AOKI MP; CANO RC; PELLEGRINI AV; TANOS T; GUIÑAZÚ NL; COSO OA; GEA S

MICROBES AND INFECTION

Año: 2006 vol. 8 p. 1723 - 1731

1286-4579

            We have recently reported that Trypanosoma cruzi infection protects cardiomyocytes against apoptosis induced by growth factor deprivation. Cruzipain, a major parasite antigen, reproduced this survival effect by a Bcl-2 dependent mechanism. In this study, we investigated the molecular mechanisms of cruzipain-induced cardiomyocyte protection.             Neonatal BALB/c mouse cardiac myocytes were cultured under minimum serum conditions (0.1% FBS) in presence of cruzipain (10 ug/ml) or T. cruzi (Tulahuen strain). Some cultures were pretreated with the phosphatidylinositol 3-kinase (PI3K) inhibitor Ly294002 (25 mM) or specific inhibitors of the mitogen-activated protein kinase (MAPK) family members such as the mitogen-activated protein kinase kinase (MEK1) inhibitor PD098059 (38 mM), Jun N-terminal kinase (JNK) inhibitor SP600125 (20 mM), p38 MAPK inhibitor SB203580 (10 mM).

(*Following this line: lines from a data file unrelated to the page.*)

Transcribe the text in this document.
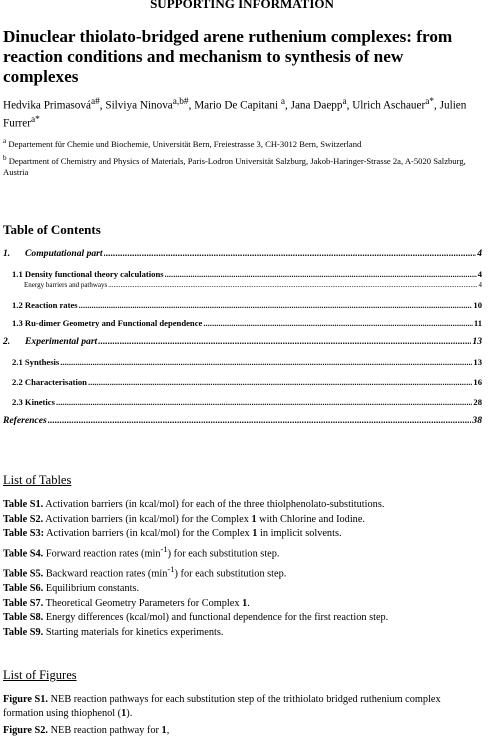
SUPPORTING INFORMATION

Dinuclear thiolato-bridged arene ruthenium complexes: from reaction conditions and mechanism to synthesis of new complexes
Hedvika Primasová$^{a\#}$, Silviya Ninova$^{a,b\#}$, Mario De Capitani $^a$, Jana Daepp$^a$, Ulrich Aschauer$^{a*}$, Julien Furrer$^{a*}$
$^a$ Departement für Chemie und Biochemie, Universität Bern, Freiestrasse 3, CH-3012 Bern, Switzerland
$^b$ Department of Chemistry and Physics of Materials, Paris-Lodron Universität Salzburg, Jakob-Haringer-Strasse 2a, A-5020 Salzburg, Austria
Table of Contents
1. Computational part .....	4
1.1 Density functional theory calculations .....	4
Energy barriers and pathways .....	4
1.2 Reaction rates .....	10
1.3 Ru-dimer Geometry and Functional dependence .....	11
2. Experimental part .....	13
2.1 Synthesis .....	13
2.2 Characterisation .....	16
2.3 Kinetics .....	28
References .....	38
List of Tables
Table S1. Activation barriers (in kcal/mol) for each of the three thiolphenolato-substitutions.
Table S2. Activation barriers (in kcal/mol) for the Complex 1 with Chlorine and Iodine.
Table S3: Activation barriers (in kcal/mol) for the Complex 1 in implicit solvents.
Table S4. Forward reaction rates $(\min^{-1})$ for each substitution step.
Table S5. Backward reaction rates $(\min^{-1})$ for each substitution step.
Table S6. Equilibrium constants.
Table S7. Theoretical Geometry Parameters for Complex 1.
Table S8. Energy differences (kcal/mol) and functional dependence for the first reaction step.
Table S9. Starting materials for kinetics experiments.
List of Figures
Figure S1. NEB reaction pathways for each substitution step of the trithiolato bridged ruthenium complex formation using thiophenol (1).
Figure S2. NEB reaction pathway for 1,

Inhibition of PI3K and MEK1 but not JNK or p38 MAPK increased the apoptotic rate of cardiomyocytes treated with cruzipain. Phosphorylation of Akt, a major target of PI3K, and ERK1/2, MEK1-targets, were achieved at 15 min and 5 min respectively. In parallel, these kinases were strongly phosphorylated by T. cruzi infection. In cultures treated with cruzipain, cleavage of caspase-3 was considerably diminished after serum starvation; Bcl-2 over-expression was inhibited by PD098059 but not by Ly294002, whereas Bad phosphorylation and Bcl-xL expression were increased and differentially modulated by both inhibitors.             The results suggest that cruzipain exerts its antiapoptotic property in cardiac myocytes at least by PI3K/Akt and MEK1/ERK1/2 signaling pathways. We further identified a differential modulation of Bcl-2 family members by these two signaling pathways.